There were 66 households, out of which 27.3% had children under the age of 18 living with them, 60.6% were married couples living together, 7.6% had a female householder with no husband present, and 28.8% were non-families. 25.8% of all households were made up of individuals, and 16.7% had someone living alone who was 65 years of age or older. The average household size was 2.33 and the average family size was 2.83.

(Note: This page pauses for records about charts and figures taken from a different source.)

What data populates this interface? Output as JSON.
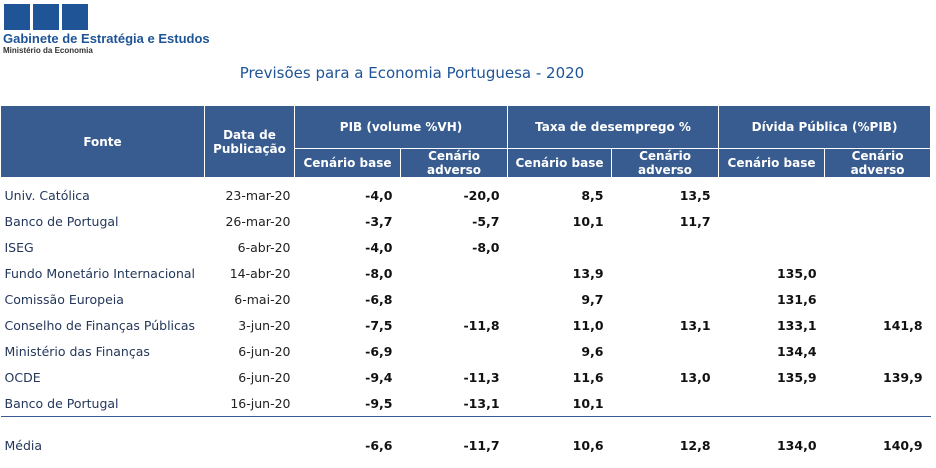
{
  "logo": {
    "name": "Gabinete de Estratégia e Estudos",
    "sub": "Ministério da Economia"
  },
  "title": "Previsões para a Economia Portuguesa - 2020",
  "headers": {
    "fonte": "Fonte",
    "data": "Data de Publicação",
    "pib": "PIB (volume %VH)",
    "desemprego": "Taxa de desemprego %",
    "divida": "Dívida Pública (%PIB)",
    "base": "Cenário base",
    "adverso": "Cenário adverso"
  },
  "rows": [
    {
      "fonte": "Univ. Católica",
      "data": "23-mar-20",
      "pib_b": "-4,0",
      "pib_a": "-20,0",
      "des_b": "8,5",
      "des_a": "13,5",
      "div_b": "",
      "div_a": ""
    },
    {
      "fonte": "Banco de Portugal",
      "data": "26-mar-20",
      "pib_b": "-3,7",
      "pib_a": "-5,7",
      "des_b": "10,1",
      "des_a": "11,7",
      "div_b": "",
      "div_a": ""
    },
    {
      "fonte": "ISEG",
      "data": "6-abr-20",
      "pib_b": "-4,0",
      "pib_a": "-8,0",
      "des_b": "",
      "des_a": "",
      "div_b": "",
      "div_a": ""
    },
    {
      "fonte": "Fundo Monetário Internacional",
      "data": "14-abr-20",
      "pib_b": "-8,0",
      "pib_a": "",
      "des_b": "13,9",
      "des_a": "",
      "div_b": "135,0",
      "div_a": ""
    },
    {
      "fonte": "Comissão Europeia",
      "data": "6-mai-20",
      "pib_b": "-6,8",
      "pib_a": "",
      "des_b": "9,7",
      "des_a": "",
      "div_b": "131,6",
      "div_a": ""
    },
    {
      "fonte": "Conselho de Finanças Públicas",
      "data": "3-jun-20",
      "pib_b": "-7,5",
      "pib_a": "-11,8",
      "des_b": "11,0",
      "des_a": "13,1",
      "div_b": "133,1",
      "div_a": "141,8"
    },
    {
      "fonte": "Ministério das Finanças",
      "data": "6-jun-20",
      "pib_b": "-6,9",
      "pib_a": "",
      "des_b": "9,6",
      "des_a": "",
      "div_b": "134,4",
      "div_a": ""
    },
    {
      "fonte": "OCDE",
      "data": "6-jun-20",
      "pib_b": "-9,4",
      "pib_a": "-11,3",
      "des_b": "11,6",
      "des_a": "13,0",
      "div_b": "135,9",
      "div_a": "139,9"
    },
    {
      "fonte": "Banco de Portugal",
      "data": "16-jun-20",
      "pib_b": "-9,5",
      "pib_a": "-13,1",
      "des_b": "10,1",
      "des_a": "",
      "div_b": "",
      "div_a": ""
    }
  ],
  "media": {
    "fonte": "Média",
    "data": "",
    "pib_b": "-6,6",
    "pib_a": "-11,7",
    "des_b": "10,6",
    "des_a": "12,8",
    "div_b": "134,0",
    "div_a": "140,9"
  }
}
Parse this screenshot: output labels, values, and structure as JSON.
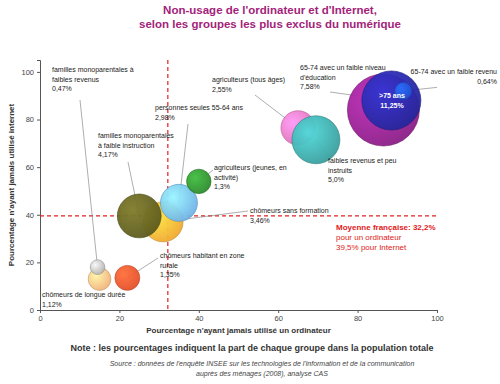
{
  "chart_data": {
    "type": "bubble",
    "title": "Non-usage de l'ordinateur et d'Internet,\nselon les groupes les plus exclus du numérique",
    "x_label": "Pourcentage n'ayant jamais utilisé un ordinateur",
    "y_label": "Pourcentage n'ayant jamais utilisé internet",
    "xlim": [
      0,
      100
    ],
    "ylim": [
      0,
      105
    ],
    "xticks": [
      0,
      20,
      40,
      60,
      80,
      100
    ],
    "yticks": [
      0,
      20,
      40,
      60,
      80,
      100
    ],
    "grid": false,
    "mean": {
      "x": 32.2,
      "y": 39.5
    },
    "annotations": [
      "Moyenne française: 32,2%",
      "pour un ordinateur",
      "39,5% pour Internet"
    ],
    "note": "Note : les pourcentages indiquent la part de chaque groupe dans la population totale",
    "source": "Source : données de l'enquête INSEE sur les technologies de l'information et de la communication\nauprès des ménages (2008), analyse CAS",
    "series": [
      {
        "name": "chômeurs de longue durée",
        "color": "#f2b27a",
        "x": [
          15
        ],
        "values": [
          13
        ],
        "sizes": [
          1.12
        ],
        "size_labels": [
          "1,12%"
        ]
      },
      {
        "name": "familles monoparentales à\nfaibles revenus",
        "color": "#b4b4b4",
        "x": [
          14.5
        ],
        "values": [
          18
        ],
        "sizes": [
          0.47
        ],
        "size_labels": [
          "0,47%"
        ]
      },
      {
        "name": "chômeurs habitant en zone\nrurale",
        "color": "#e4502a",
        "x": [
          22
        ],
        "values": [
          13.5
        ],
        "sizes": [
          1.35
        ],
        "size_labels": [
          "1,35%"
        ]
      },
      {
        "name": "chômeurs sans formation",
        "color": "#f0a830",
        "x": [
          31
        ],
        "values": [
          37
        ],
        "sizes": [
          3.46
        ],
        "size_labels": [
          "3,46%"
        ]
      },
      {
        "name": "familles monoparentales\nà faible instruction",
        "color": "#5c5a1e",
        "x": [
          25
        ],
        "values": [
          39.5
        ],
        "sizes": [
          4.17
        ],
        "size_labels": [
          "4,17%"
        ]
      },
      {
        "name": "personnes seules 55-64 ans",
        "color": "#6fb2e6",
        "x": [
          35
        ],
        "values": [
          45
        ],
        "sizes": [
          2.98
        ],
        "size_labels": [
          "2,98%"
        ]
      },
      {
        "name": "agriculteurs (jeunes, en\nactivité)",
        "color": "#2e8a2e",
        "x": [
          40
        ],
        "values": [
          54
        ],
        "sizes": [
          1.3
        ],
        "size_labels": [
          "1,3%"
        ]
      },
      {
        "name": "agriculteurs (tous âges)",
        "color": "#e070b4",
        "x": [
          65
        ],
        "values": [
          76.5
        ],
        "sizes": [
          2.55
        ],
        "size_labels": [
          "2,55%"
        ]
      },
      {
        "name": "faibles revenus et peu\ninstruits",
        "color": "#3a9e9e",
        "x": [
          69.5
        ],
        "values": [
          71.5
        ],
        "sizes": [
          5.0
        ],
        "size_labels": [
          "5,0%"
        ]
      },
      {
        "name": ">75 ans",
        "color": "#8a1e86",
        "x": [
          86.5
        ],
        "values": [
          84
        ],
        "sizes": [
          11.25
        ],
        "size_labels": [
          "11,25%"
        ]
      },
      {
        "name": "65-74 avec un faible niveau\nd'éducation",
        "color": "#26269a",
        "x": [
          88.5
        ],
        "values": [
          88
        ],
        "sizes": [
          7.58
        ],
        "size_labels": [
          "7,58%"
        ]
      },
      {
        "name": "65-74 avec un faible revenu",
        "color": "#2050d0",
        "x": [
          91.5
        ],
        "values": [
          92
        ],
        "sizes": [
          0.64
        ],
        "size_labels": [
          "0,64%"
        ]
      }
    ]
  }
}
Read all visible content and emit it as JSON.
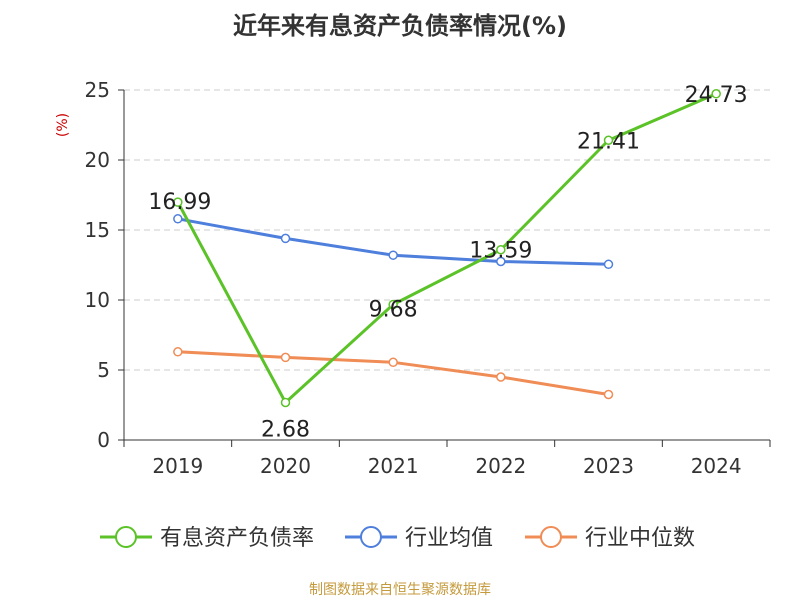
{
  "chart_data": {
    "type": "line",
    "title": "近年来有息资产负债率情况(%)",
    "ylabel": "(%)",
    "xlabel": "",
    "categories": [
      "2019",
      "2020",
      "2021",
      "2022",
      "2023",
      "2024"
    ],
    "ylim": [
      0,
      25
    ],
    "yticks": [
      0,
      5,
      10,
      15,
      20,
      25
    ],
    "grid": true,
    "legend_position": "bottom",
    "series": [
      {
        "name": "有息资产负债率",
        "color": "#5bc228",
        "values": [
          16.99,
          2.68,
          9.68,
          13.59,
          21.41,
          24.73
        ],
        "labels": [
          "16.99",
          "2.68",
          "9.68",
          "13.59",
          "21.41",
          "24.73"
        ]
      },
      {
        "name": "行业均值",
        "color": "#4e7fdc",
        "values": [
          15.8,
          14.4,
          13.2,
          12.75,
          12.55,
          null
        ]
      },
      {
        "name": "行业中位数",
        "color": "#f08c55",
        "values": [
          6.3,
          5.9,
          5.55,
          4.5,
          3.25,
          null
        ]
      }
    ],
    "source": "制图数据来自恒生聚源数据库"
  }
}
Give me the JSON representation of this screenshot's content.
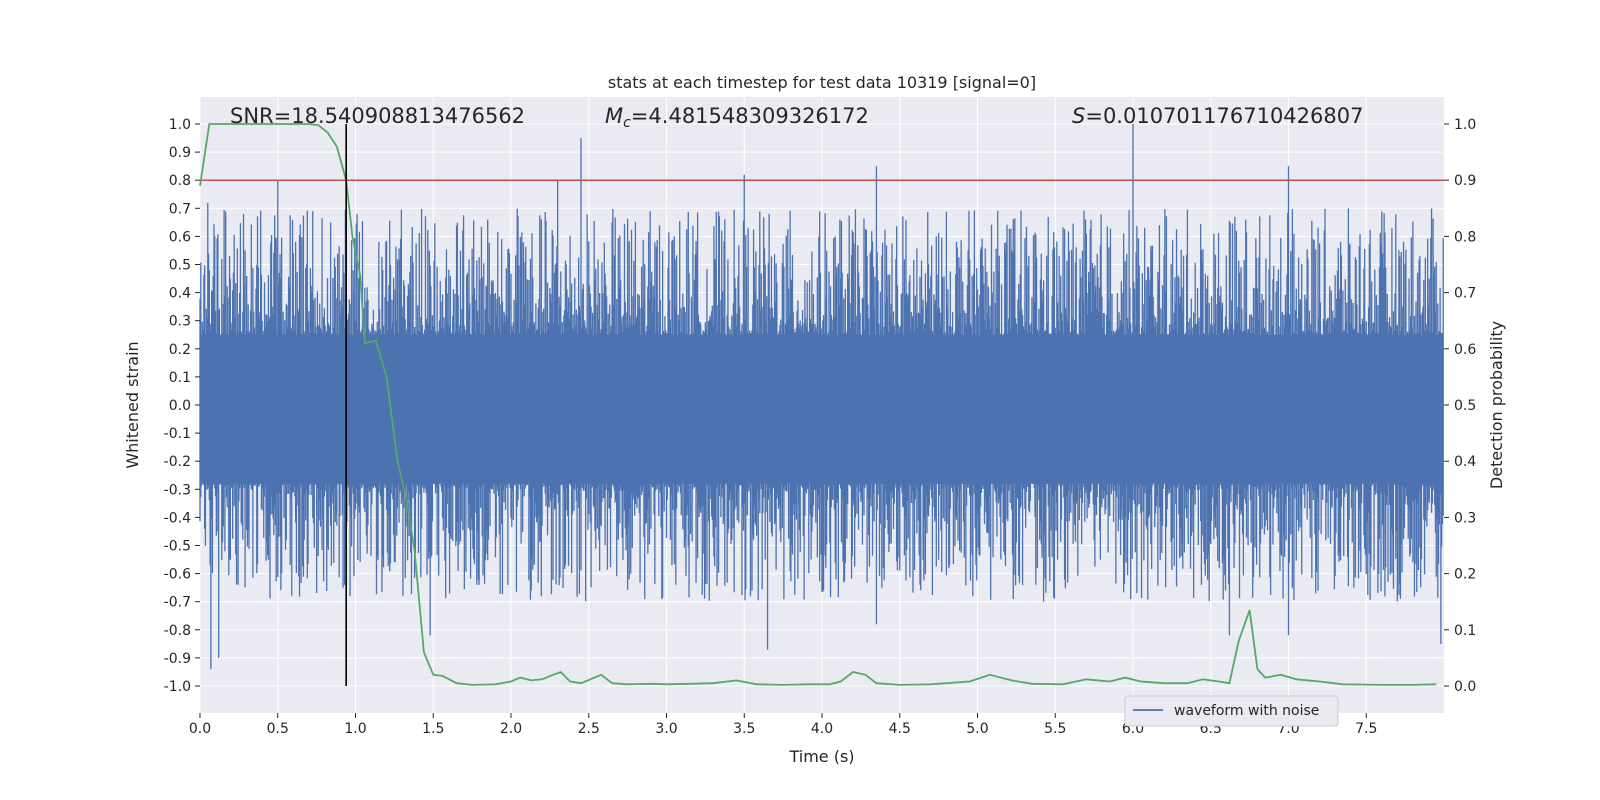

In the village, the population was spread out, with 22.7% under the age of 18, 6.5% from 18 to 24, 27.9% from 25 to 44, 26.6% from 45 to 64, and 16.2% who were 65 years of age or older. The median age was 40 years. For every 100 females, there were 85.5 males. For every 100 females age 18 and over, there were 88.9 males.

As of 2000 the median income for a household in the village was $24,250, and the median income for a family was $26,875. Males had a median income of $19,375 versus $25,938 for females. The per capita income for the village was $15,330. None of the families and 1.4% of the population were living below the poverty line, including no under eighteens and 8.0% of those over 64.